I had two fresh agents research each one first, confirming the data already flows and the change is low-risk, then you made the product calls (adopt the full pain/form/deviation set; prompt-fix the machines now). Both changes are golden-locked with tests that assert the new rules are actually in the live prompt. Tests green.

both merged and closed, 221 (PR 278), 222 (PR 280). Filed a follow-up (279) to make the machine-weight rounding bulletproof in code (right now it's the AI's best effort). Also flagged that cable machines have the same 5-kg-vs-2.5-kg question, left that one for a separate decision since it's genuinely debatable.
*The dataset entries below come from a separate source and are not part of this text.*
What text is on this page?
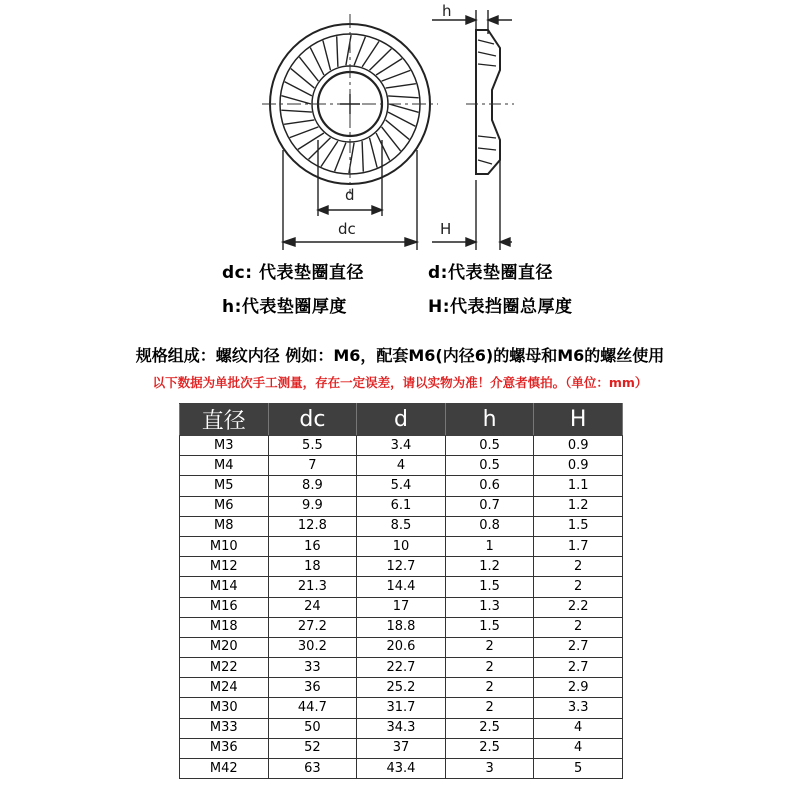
h
d
dc	H
dc: 代表垫圈直径	d:代表垫圈直径
h:代表垫圈厚度	H:代表挡圈总厚度
规格组成：螺纹内径 例如：M6，配套M6(内径6)的螺母和M6的螺丝使用
以下数据为单批次手工测量，存在一定误差，请以实物为准！介意者慎拍。（单位：mm）
直径	dc	d	h	H
M3	5.5	3.4	0.5	0.9
M4	7	4	0.5	0.9
M5	8.9	5.4	0.6	1.1
M6	9.9	6.1	0.7	1.2
M8	12.8	8.5	0.8	1.5
M10	16	10	1	1.7
M12	18	12.7	1.2	2
M14	21.3	14.4	1.5	2
M16	24	17	1.3	2.2
M18	27.2	18.8	1.5	2
M20	30.2	20.6	2	2.7
M22	33	22.7	2	2.7
M24	36	25.2	2	2.9
M30	44.7	31.7	2	3.3
M33	50	34.3	2.5	4
M36	52	37	2.5	4
M42	63	43.4	3	5
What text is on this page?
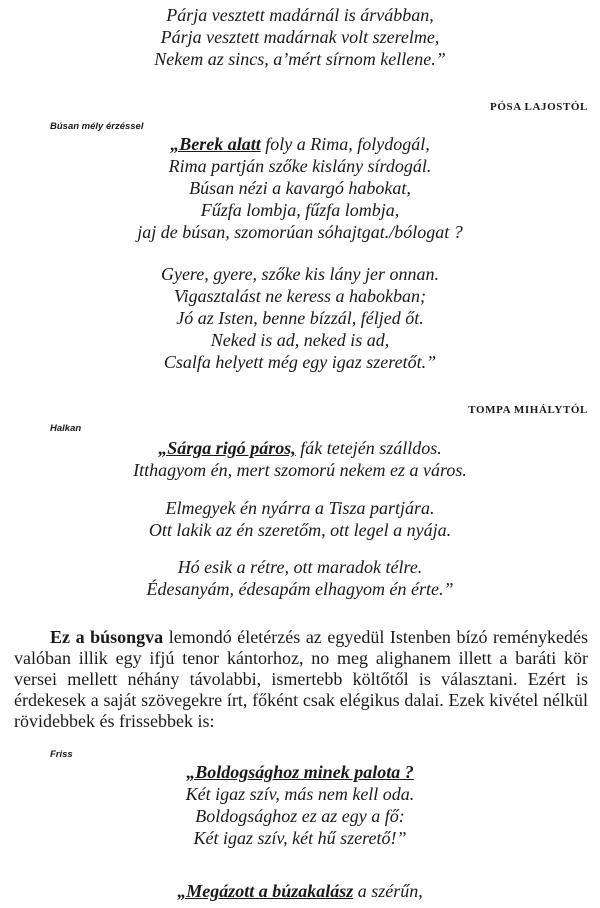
Párja vesztett madárnál is árvábban,
Párja vesztett madárnak volt szerelme,
Nekem az sincs, a’mért sírnom kellene.”
PÓSA LAJOSTÓL
Búsan mély érzéssel
„Berek alatt foly a Rima, folydogál,
Rima partján szőke kislány sírdogál.
Búsan nézi a kavargó habokat,
Fűzfa lombja, fűzfa lombja,
jaj de búsan, szomorúan sóhajtgat./bólogat ?
Gyere, gyere, szőke kis lány jer onnan.
Vigasztalást ne keress a habokban;
Jó az Isten, benne bízzál, féljed őt.
Neked is ad, neked is ad,
Csalfa helyett még egy igaz szeretőt.”
TOMPA MIHÁLYTÓL
Halkan
„Sárga rigó páros, fák tetején szálldos.
Itthagyom én, mert szomorú nekem ez a város.
Elmegyek én nyárra a Tisza partjára.
Ott lakik az én szeretőm, ott legel a nyája.
Hó esik a rétre, ott maradok télre.
Édesanyám, édesapám elhagyom én érte.”
Ez a búsongva lemondó életérzés az egyedül Istenben bízó reménykedés valóban illik egy ifjú tenor kántorhoz, no meg alighanem illett a baráti kör versei mellett néhány távolabbi, ismertebb költőtől is választani. Ezért is érdekesek a saját szövegekre írt, főként csak elégikus dalai. Ezek kivétel nélkül rövidebbek és frissebbek is:
Friss
„Boldogsághoz minek palota ?
Két igaz szív, más nem kell oda.
Boldogsághoz ez az egy a fő:
Két igaz szív, két hű szerető!”
„Megázott a búzakalász a szérűn,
Swept an old dead label out of saved user data

Way back, each saved "trainee model" carried a label called reassessmentRecords.

Shipped
the problem

Way back, each saved "trainee model" carried a label called reassessmentRecords. The app stopped using it months ago and removed it from the code, but the label could still be sitting inside existing users' saved rows in the database, harmless clutter, but clutter.

what I changed

A one-time database cleanup that deletes that dead label from any rows that still have it. I copied an already-proven cleanup we'd done before (same exact shape, just a different label name), so there were no surprises. I left one copy of the old label alone on purpose, it lives in a test file where it actually does a job: it proves the app safely ignores old labels it no longer understands.

how I tested it
  • One agent traced every place the label is used and confirmed nothing reads or writes it anymore, truly dead.
  • A second agent did an adversarial review of the cleanup, poking at eight different ways it could go wrong (could it run twice safely? could it touch the wrong data? etc.), all clean.
  • The build system spun up a real throwaway database, applied the cleanup, and it worked.
  • Then the live deploy applied it to the real database, I watched the "apply" step go green (it needed one re-run because an unrelated setup step flaked the first time).
merged and live (PR 276). Backlog P5-D07 ticked done.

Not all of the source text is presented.